簡単に言えば、部品は元の部品メーカーから供給されているため、品質や信頼性のテストを必要とせず、追跡可能で保証された製品を提供することが元の部品メーカーによって承認されています。

Q: 不足の影響を最も受けるのはどの製品グループですか?

A: サプライチェーンの供給不足の影響を最も受けているのは、汎用デバイス(マルチチャネル)と、代替品が少ない独自仕様の製品です。例えば、電源管理チップやパワーディスクリートデバイスなどが挙げられます。これらの製品は多くの場合、複数の供給元から供給されているか、複数のサプライヤー間で緊密な連携が取られています。しかし、多様な用途や業界で広く使用されているため、供給需要は高く、サプライヤーは需要への対応に苦戦しています。

MCUおよびMPU製品もサプライチェーン上の課題に直面していますが、その理由は異なります。これら2つのカテゴリは設計上の制約があり、選択肢が限られているため、サプライヤーは様々な製品の組み合わせで生産せざるを得ません。これらのデバイスは通常、特定のCPUコア、組み込みメモリ、および周辺機能セットに基づいており、特定のパッケージ要件、さらには基盤となるソフトウェアやコードも出荷に影響を与える可能性があります。一般的に、お客様にとって最善の選択肢は製品を同一ロットにすることです。しかし、生産ラインの稼働を維持するために、お客様が異なるパッケージに合わせてボードを再構成するといった極端なケースも見受けられます。

Q: 2022年に向けて、現在の市場状況についてどのようにお考えですか?

A: 半導体業界は景気循環の影響を受けやすい業界として知られています。ロチェスター・エレクトロニクスが1981年に設立されて以来、当社は程度の差はあれ約19回の景気循環を経験してきました。それぞれのサイクルの理由はそれぞれ異なり、ほとんどの場合、突然始まり、そして突然終息します。現在の市場サイクルとの重要な違いは、世界経済の好況を背景にしていないことです。むしろ、現在の環境下では、結果を予測することはより困難になっています。

こうした状況はすぐに終息し、その後、経済需要の低迷と対照的に、しばしば見られる過剰在庫が市場の下落につながるのでしょうか?それとも、パンデミック克服後の世界経済の回復を背景に、堅調な需要状況によって、この状況は長期化し、さらに悪化するのでしょうか?

2021年は半導体業界にとって前例のない年となるでしょう。

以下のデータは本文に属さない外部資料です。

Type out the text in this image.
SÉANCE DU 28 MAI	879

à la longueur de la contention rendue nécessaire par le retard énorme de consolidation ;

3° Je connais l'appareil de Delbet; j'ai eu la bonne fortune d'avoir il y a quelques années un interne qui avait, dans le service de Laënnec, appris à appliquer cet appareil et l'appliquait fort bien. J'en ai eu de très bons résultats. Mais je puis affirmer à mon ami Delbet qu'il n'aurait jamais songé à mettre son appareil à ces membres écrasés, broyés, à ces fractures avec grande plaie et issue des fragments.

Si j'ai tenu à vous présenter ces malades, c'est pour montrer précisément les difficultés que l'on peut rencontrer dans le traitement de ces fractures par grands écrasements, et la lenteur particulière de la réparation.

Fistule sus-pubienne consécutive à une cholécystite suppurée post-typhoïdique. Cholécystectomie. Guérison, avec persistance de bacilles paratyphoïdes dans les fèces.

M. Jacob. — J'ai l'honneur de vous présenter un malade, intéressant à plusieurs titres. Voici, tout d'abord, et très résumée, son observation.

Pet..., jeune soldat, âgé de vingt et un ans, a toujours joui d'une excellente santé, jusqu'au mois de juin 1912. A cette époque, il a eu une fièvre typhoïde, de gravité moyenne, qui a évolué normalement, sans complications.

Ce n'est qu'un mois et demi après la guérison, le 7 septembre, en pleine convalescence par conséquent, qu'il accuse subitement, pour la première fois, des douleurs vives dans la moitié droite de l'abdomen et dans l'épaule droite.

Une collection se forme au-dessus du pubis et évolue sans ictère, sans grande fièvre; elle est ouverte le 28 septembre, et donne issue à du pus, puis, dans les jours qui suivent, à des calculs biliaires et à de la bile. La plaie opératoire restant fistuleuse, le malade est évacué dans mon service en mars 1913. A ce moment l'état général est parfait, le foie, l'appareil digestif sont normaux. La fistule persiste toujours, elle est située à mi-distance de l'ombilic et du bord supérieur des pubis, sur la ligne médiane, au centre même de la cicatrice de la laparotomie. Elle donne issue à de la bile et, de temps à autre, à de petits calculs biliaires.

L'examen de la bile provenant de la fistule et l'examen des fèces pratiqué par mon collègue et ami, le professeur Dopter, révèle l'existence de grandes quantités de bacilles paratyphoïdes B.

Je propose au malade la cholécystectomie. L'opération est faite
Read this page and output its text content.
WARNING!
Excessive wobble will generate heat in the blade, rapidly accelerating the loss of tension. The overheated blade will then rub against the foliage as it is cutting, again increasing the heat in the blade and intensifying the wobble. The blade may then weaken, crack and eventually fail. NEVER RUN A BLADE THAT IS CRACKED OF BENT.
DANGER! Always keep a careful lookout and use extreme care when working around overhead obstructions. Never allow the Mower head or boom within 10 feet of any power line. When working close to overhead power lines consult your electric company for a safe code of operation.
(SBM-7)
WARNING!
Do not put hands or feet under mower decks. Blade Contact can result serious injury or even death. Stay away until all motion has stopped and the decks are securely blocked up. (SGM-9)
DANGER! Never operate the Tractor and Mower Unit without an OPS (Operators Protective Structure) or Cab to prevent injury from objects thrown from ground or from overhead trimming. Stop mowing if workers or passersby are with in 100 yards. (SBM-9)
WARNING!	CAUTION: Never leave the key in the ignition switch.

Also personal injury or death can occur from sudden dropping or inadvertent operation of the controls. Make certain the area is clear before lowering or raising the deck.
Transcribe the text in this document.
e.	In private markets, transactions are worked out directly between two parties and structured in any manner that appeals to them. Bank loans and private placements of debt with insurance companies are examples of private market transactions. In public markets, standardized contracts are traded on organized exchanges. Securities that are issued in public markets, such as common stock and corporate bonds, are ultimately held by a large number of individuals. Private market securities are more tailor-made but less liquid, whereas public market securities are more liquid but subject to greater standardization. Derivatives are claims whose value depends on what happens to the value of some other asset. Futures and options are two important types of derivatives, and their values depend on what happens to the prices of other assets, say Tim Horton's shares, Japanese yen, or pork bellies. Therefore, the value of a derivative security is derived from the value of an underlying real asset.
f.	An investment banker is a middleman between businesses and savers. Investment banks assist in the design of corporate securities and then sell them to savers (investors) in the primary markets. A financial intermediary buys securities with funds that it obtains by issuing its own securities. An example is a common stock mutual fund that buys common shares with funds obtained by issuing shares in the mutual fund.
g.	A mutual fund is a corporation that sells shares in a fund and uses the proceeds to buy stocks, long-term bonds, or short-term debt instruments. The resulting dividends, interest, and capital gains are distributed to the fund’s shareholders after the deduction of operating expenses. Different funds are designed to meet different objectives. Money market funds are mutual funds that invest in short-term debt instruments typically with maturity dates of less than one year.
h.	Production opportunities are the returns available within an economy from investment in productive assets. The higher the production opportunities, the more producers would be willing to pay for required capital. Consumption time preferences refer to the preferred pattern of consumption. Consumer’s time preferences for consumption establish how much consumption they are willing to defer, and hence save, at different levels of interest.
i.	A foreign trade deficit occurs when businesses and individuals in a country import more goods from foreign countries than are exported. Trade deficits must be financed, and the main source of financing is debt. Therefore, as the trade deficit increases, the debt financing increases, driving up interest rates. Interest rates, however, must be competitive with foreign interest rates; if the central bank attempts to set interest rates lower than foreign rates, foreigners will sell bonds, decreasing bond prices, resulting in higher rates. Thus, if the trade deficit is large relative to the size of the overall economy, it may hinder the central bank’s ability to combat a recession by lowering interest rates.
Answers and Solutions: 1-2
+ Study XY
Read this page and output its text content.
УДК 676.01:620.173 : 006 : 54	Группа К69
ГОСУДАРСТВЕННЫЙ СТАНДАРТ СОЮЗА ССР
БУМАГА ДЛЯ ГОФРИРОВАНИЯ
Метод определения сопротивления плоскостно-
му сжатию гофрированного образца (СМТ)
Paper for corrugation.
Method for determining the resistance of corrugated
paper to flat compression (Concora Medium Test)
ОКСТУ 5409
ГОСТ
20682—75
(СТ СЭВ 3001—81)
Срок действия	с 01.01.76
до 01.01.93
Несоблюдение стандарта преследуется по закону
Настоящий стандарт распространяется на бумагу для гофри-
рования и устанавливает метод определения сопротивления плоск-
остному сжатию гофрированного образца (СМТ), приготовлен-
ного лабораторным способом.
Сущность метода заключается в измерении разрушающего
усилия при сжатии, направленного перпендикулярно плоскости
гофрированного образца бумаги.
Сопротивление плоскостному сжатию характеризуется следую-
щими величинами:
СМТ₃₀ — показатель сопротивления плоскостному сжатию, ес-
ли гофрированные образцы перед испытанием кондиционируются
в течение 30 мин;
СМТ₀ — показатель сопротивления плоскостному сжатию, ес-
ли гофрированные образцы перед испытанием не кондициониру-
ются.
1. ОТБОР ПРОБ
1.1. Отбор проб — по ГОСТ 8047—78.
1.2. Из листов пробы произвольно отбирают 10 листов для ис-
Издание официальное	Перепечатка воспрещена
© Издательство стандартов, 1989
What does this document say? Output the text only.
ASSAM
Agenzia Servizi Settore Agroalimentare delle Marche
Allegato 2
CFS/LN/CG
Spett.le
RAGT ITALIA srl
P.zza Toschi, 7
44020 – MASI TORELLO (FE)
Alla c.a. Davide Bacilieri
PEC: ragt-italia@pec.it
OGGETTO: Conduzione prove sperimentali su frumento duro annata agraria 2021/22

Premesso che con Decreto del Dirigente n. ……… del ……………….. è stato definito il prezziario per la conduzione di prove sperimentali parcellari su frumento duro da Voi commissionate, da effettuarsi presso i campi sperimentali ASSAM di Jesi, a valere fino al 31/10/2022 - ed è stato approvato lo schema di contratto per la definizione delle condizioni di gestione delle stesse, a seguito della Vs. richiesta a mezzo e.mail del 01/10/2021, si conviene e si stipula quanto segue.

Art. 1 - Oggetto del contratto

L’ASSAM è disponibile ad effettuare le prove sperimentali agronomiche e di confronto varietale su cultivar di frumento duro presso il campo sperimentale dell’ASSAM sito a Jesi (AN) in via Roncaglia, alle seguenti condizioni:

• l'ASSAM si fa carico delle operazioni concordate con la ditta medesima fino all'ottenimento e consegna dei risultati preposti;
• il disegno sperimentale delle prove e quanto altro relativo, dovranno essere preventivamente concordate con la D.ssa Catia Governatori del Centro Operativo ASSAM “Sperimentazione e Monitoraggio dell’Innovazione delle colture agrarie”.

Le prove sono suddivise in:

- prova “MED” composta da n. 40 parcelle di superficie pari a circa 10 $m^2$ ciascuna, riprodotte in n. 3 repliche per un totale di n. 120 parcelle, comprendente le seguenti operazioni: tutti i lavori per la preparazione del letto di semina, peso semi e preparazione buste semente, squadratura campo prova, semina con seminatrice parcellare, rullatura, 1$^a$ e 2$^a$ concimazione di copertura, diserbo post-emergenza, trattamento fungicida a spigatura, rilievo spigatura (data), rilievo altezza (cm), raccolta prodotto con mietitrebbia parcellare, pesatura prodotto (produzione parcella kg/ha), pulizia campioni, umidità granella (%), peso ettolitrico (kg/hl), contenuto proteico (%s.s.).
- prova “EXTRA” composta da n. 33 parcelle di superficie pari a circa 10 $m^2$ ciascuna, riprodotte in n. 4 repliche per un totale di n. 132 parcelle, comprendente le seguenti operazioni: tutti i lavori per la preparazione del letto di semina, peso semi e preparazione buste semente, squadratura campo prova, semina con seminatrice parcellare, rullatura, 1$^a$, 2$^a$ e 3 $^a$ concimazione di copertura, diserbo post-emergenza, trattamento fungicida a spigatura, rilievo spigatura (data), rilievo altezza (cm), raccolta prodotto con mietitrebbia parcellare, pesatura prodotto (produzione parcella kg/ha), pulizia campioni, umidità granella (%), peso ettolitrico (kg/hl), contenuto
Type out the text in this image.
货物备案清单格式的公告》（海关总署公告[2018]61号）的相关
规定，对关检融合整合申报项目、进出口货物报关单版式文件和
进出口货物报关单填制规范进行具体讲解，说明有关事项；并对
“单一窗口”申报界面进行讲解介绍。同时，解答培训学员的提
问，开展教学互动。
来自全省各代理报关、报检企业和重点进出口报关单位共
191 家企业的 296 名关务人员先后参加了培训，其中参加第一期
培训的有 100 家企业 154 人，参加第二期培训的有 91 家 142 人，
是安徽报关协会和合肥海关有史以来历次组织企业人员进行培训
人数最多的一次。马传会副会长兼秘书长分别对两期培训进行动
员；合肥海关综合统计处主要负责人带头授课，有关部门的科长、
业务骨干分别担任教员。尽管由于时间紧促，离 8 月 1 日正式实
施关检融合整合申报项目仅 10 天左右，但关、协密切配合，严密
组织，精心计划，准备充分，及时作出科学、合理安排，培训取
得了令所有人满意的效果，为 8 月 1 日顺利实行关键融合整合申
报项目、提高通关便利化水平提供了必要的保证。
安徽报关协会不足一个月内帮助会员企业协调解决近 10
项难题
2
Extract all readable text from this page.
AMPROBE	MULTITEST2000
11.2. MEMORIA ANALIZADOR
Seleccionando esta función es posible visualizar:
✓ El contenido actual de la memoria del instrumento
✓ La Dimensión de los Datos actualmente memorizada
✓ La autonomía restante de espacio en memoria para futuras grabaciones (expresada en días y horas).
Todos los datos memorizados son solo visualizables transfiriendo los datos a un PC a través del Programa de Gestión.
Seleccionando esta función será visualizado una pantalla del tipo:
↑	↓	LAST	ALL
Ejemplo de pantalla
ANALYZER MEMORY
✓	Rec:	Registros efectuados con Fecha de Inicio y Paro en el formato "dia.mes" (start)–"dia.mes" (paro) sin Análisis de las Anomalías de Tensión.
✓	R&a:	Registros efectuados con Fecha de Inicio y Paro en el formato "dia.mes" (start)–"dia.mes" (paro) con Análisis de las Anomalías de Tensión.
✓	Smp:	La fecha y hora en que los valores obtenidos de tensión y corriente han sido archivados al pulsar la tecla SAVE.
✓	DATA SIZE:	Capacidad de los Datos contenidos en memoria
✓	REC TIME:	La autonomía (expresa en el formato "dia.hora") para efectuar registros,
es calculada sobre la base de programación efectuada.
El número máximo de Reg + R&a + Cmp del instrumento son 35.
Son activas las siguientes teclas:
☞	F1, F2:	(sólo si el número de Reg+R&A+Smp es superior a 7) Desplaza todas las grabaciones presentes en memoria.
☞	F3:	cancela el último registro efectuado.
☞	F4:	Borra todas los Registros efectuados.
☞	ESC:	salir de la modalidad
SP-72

世界半導体貿易統計(WST)は、半導体市場が2021年に25.6%成長すると予測しており、2022年も8.8%の成長を続けると見込まれています。この状況を受け、多くの業界で部品不足が発生しています。ロチェスター・エレクトロニクスは今年も、特に12インチチップ製造や高度なパッケージング・組立といった分野において、半導体製造能力の強化に投資を継続しました。

今後、自動車エレクトロニクスはロチェスターの戦略の重要な部分になると考えており、当社は、お客様に最高水準の製品とサービスを提供するという取り組みをさらに強化するために、品質管理システムを強化しました。